Friday, November 24, 2023

The Castrato of St. Petersburg


 

The Castrato of St. Petersburg, by Stephan Clarke, is another in the Mount Abraxas series of booklets The Old Ways Remain. If the quality and tone of the other books in this series continue as they have with this book and The Tome of Ravass Bhavatan, we might have here a fine, fine series from Mount Abraxas, yet again. 

This novella traces the somewhat excrutiating, but at times triumphant history of Norcinelli, a castrato from rural Italy who finds his way, eventually, into the court of the Tsar. And by "triumphant," I mean triumphant in a banal way that celebrates small victories, or the avoidance of horrid tragedy. That's not to say that Norcinelli avoids all tragedy, least of all the circumstance which led to his "operation" at the very beginning. There is a modicum of hope in every forlorn circumstance, always driven by his delcaration "I will sing for the tsar". 

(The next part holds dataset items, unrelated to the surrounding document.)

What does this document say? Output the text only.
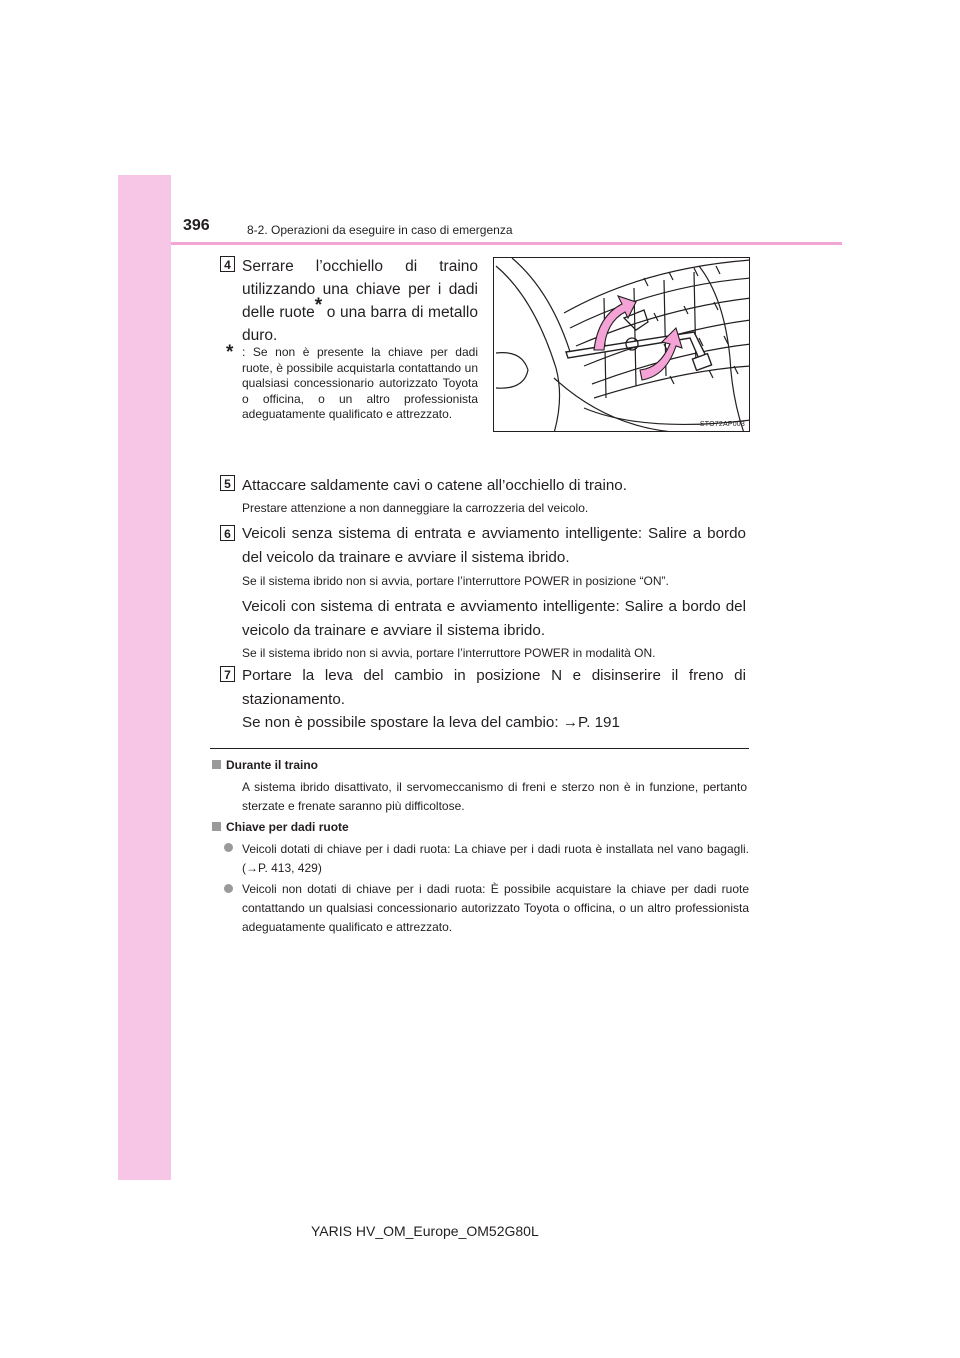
396	8-2. Operazioni da eseguire in caso di emergenza
4 Serrare l’occhiello di traino utilizzando una chiave per i dadi delle ruote* o una barra di metallo duro.
* : Se non è presente la chiave per dadi ruote, è possibile acquistarla contattando un qualsiasi concessionario autorizzato Toyota o officina, o un altro professionista adeguatamente qualificato e attrezzato.
STO72AP003
5 Attaccare saldamente cavi o catene all’occhiello di traino.
Prestare attenzione a non danneggiare la carrozzeria del veicolo.
6 Veicoli senza sistema di entrata e avviamento intelligente: Salire a bordo del veicolo da trainare e avviare il sistema ibrido.
Se il sistema ibrido non si avvia, portare l’interruttore POWER in posizione “ON”.
Veicoli con sistema di entrata e avviamento intelligente: Salire a bordo del veicolo da trainare e avviare il sistema ibrido.
Se il sistema ibrido non si avvia, portare l’interruttore POWER in modalità ON.
7 Portare la leva del cambio in posizione N e disinserire il freno di stazionamento.
Se non è possibile spostare la leva del cambio: →P. 191
Durante il traino
A sistema ibrido disattivato, il servomeccanismo di freni e sterzo non è in funzione, pertanto sterzate e frenate saranno più difficoltose.
Chiave per dadi ruote
Veicoli dotati di chiave per i dadi ruota: La chiave per i dadi ruota è installata nel vano bagagli. (→P. 413, 429)
Veicoli non dotati di chiave per i dadi ruota: È possibile acquistare la chiave per dadi ruote contattando un qualsiasi concessionario autorizzato Toyota o officina, o un altro professionista adeguatamente qualificato e attrezzato.
YARIS HV_OM_Europe_OM52G80L
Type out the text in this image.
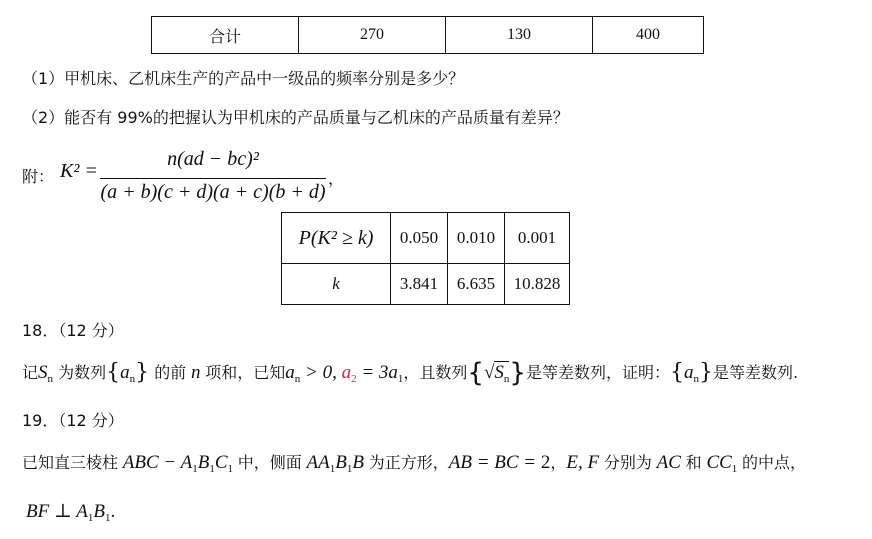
合计	270	130	400
（1）甲机床、乙机床生产的产品中一级品的频率分别是多少？
（2）能否有 99%的把握认为甲机床的产品质量与乙机床的产品质量有差异？
附： K² =
n(ad − bc)²
(a + b)(c + d)(a + c)(b + d)
，
P(K² ≥ k)	0.050	0.010	0.001
k	3.841	6.635	10.828
18．（12 分）
记$S_n$ 为数列$\{a_n\}$ 的前 n 项和，已知$a_n > 0$, $a_2 = 3a_1$，且数列$\{√S_n\}$是等差数列，证明：$\{a_n\}$是等差数列.
19．（12 分）
已知直三棱柱 ABC − $A_1B_1C_1$ 中，侧面 $AA_1B_1B$ 为正方形，AB = BC = 2，E, F 分别为 AC 和 $CC_1$ 的中点，
BF ⊥ $A_1B_1$.
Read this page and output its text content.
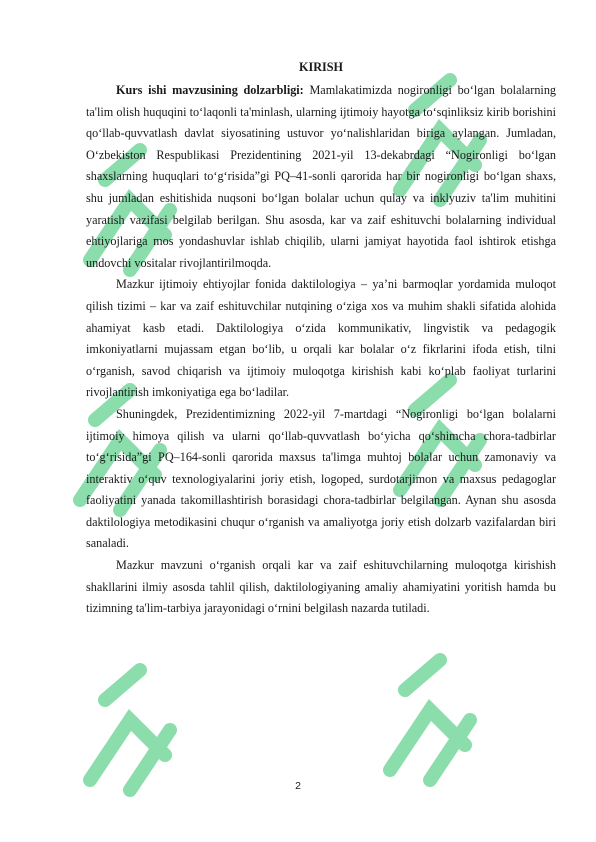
KIRISH

Kurs ishi mavzusining dolzarbligi: Mamlakatimizda nogironligi bo‘lgan bolalarning ta'lim olish huquqini to‘laqonli ta'minlash, ularning ijtimoiy hayotga to‘sqinliksiz kirib borishini qo‘llab-quvvatlash davlat siyosatining ustuvor yo‘nalishlaridan biriga aylangan. Jumladan, O‘zbekiston Respublikasi Prezidentining 2021-yil 13-dekabrdagi “Nogironligi bo‘lgan shaxslarning huquqlari to‘g‘risida”gi PQ–41-sonli qarorida har bir nogironligi bo‘lgan shaxs, shu jumladan eshitishida nuqsoni bo‘lgan bolalar uchun qulay va inklyuziv ta'lim muhitini yaratish vazifasi belgilab berilgan. Shu asosda, kar va zaif eshituvchi bolalarning individual ehtiyojlariga mos yondashuvlar ishlab chiqilib, ularni jamiyat hayotida faol ishtirok etishga undovchi vositalar rivojlantirilmoqda.

Mazkur ijtimoiy ehtiyojlar fonida daktilologiya – ya’ni barmoqlar yordamida muloqot qilish tizimi – kar va zaif eshituvchilar nutqining o‘ziga xos va muhim shakli sifatida alohida ahamiyat kasb etadi. Daktilologiya o‘zida kommunikativ, lingvistik va pedagogik imkoniyatlarni mujassam etgan bo‘lib, u orqali kar bolalar o‘z fikrlarini ifoda etish, tilni o‘rganish, savod chiqarish va ijtimoiy muloqotga kirishish kabi ko‘plab faoliyat turlarini rivojlantirish imkoniyatiga ega bo‘ladilar.

Shuningdek, Prezidentimizning 2022-yil 7-martdagi “Nogironligi bo‘lgan bolalarni ijtimoiy himoya qilish va ularni qo‘llab-quvvatlash bo‘yicha qo‘shimcha chora-tadbirlar to‘g‘risida”gi PQ–164-sonli qarorida maxsus ta'limga muhtoj bolalar uchun zamonaviy va interaktiv o‘quv texnologiyalarini joriy etish, logoped, surdotarjimon va maxsus pedagoglar faoliyatini yanada takomillashtirish borasidagi chora-tadbirlar belgilangan. Aynan shu asosda daktilologiya metodikasini chuqur o‘rganish va amaliyotga joriy etish dolzarb vazifalardan biri sanaladi.

Mazkur mavzuni o‘rganish orqali kar va zaif eshituvchilarning muloqotga kirishish shakllarini ilmiy asosda tahlil qilish, daktilologiyaning amaliy ahamiyatini yoritish hamda bu tizimning ta'lim-tarbiya jarayonidagi o‘rnini belgilash nazarda tutiladi.

2
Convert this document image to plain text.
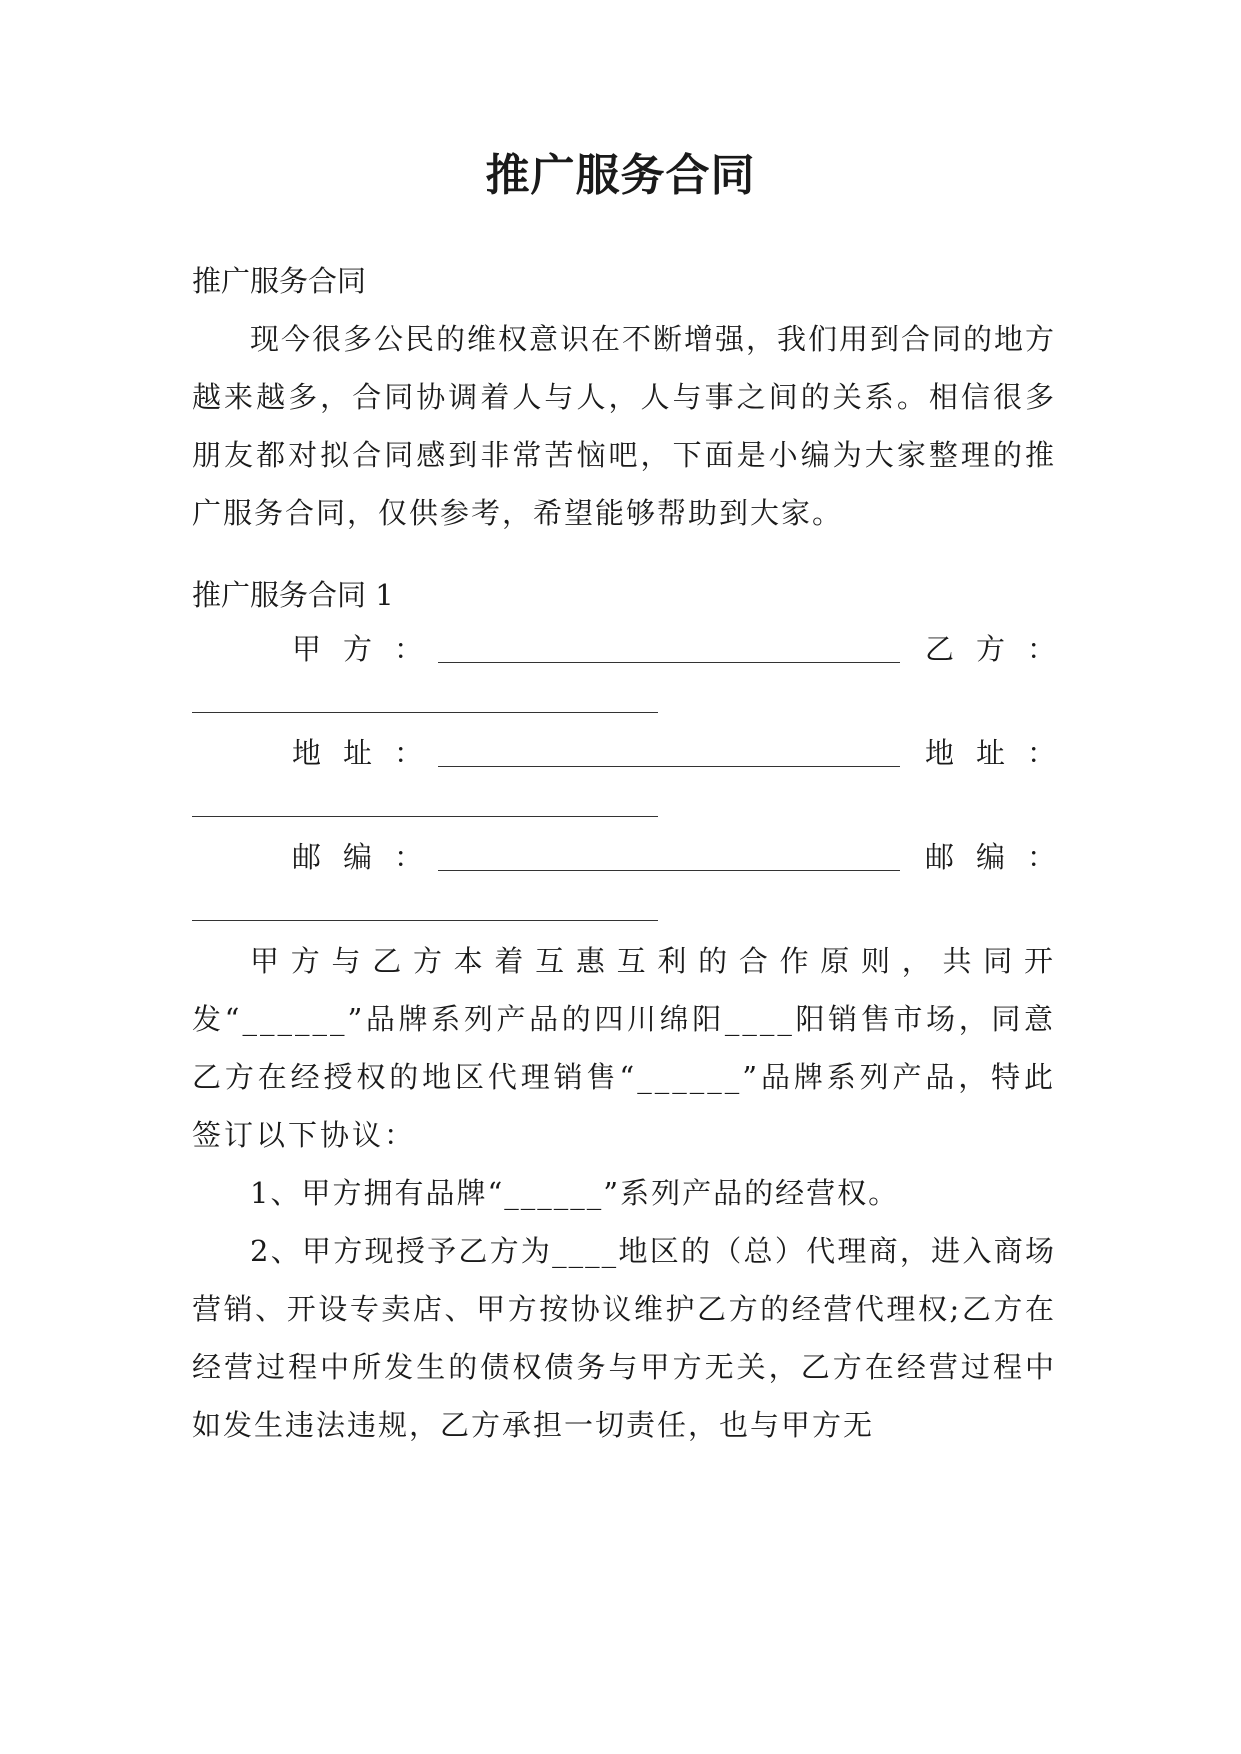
推广服务合同
推广服务合同

现今很多公民的维权意识在不断增强，我们用到合同的地方越来越多，合同协调着人与人，人与事之间的关系。相信很多朋友都对拟合同感到非常苦恼吧，下面是小编为大家整理的推广服务合同，仅供参考，希望能够帮助到大家。

推广服务合同 1
甲方：	乙方：
地址：	地址：
邮编：	邮编：

甲方与乙方本着互惠互利的合作原则，共同开发“______”品牌系列产品的四川绵阳____阳销售市场，同意乙方在经授权的地区代理销售“______”品牌系列产品，特此签订以下协议：

1、甲方拥有品牌“______”系列产品的经营权。

2、甲方现授予乙方为____地区的（总）代理商，进入商场营销、开设专卖店、甲方按协议维护乙方的经营代理权;乙方在经营过程中所发生的债权债务与甲方无关，乙方在经营过程中如发生违法违规，乙方承担一切责任，也与甲方无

The writing in this volume is not flowery, and I think this might have something to do with being told in the first person, which lends itself to a more conversational tone. I've recently read some older murder mystery stories where the first person perspective it sold with purple-prose, and it comes off as disingenuous. Clarke's prose here is conversational, but at times "jerky" with little oddities. It doesn't happen often, but when it does, it's noticable. Or maybe I'm just overly sensitive given my recent readings. This doesn't take away from the overall telling of the story, it just introduces some "hiccups" here and there, nothing jarring enough to throw one out of the tale. 


The tone here is a strange one. Some might incorrectly consider this a work of "weird" fiction, but there are no supernatural elements and no breach of reality. Still, the nature of the story, that of a young child wiht very strong religious propensities who must negotiate the disappointments of learning that humans are humans, and sometimes despicably so, along with the rarefied environments in which these different experiences are set, make for a strange feel. The theme of loss and longing intensify this feeling, making for a contrast between ethereality and grit that gives a dream-like quality.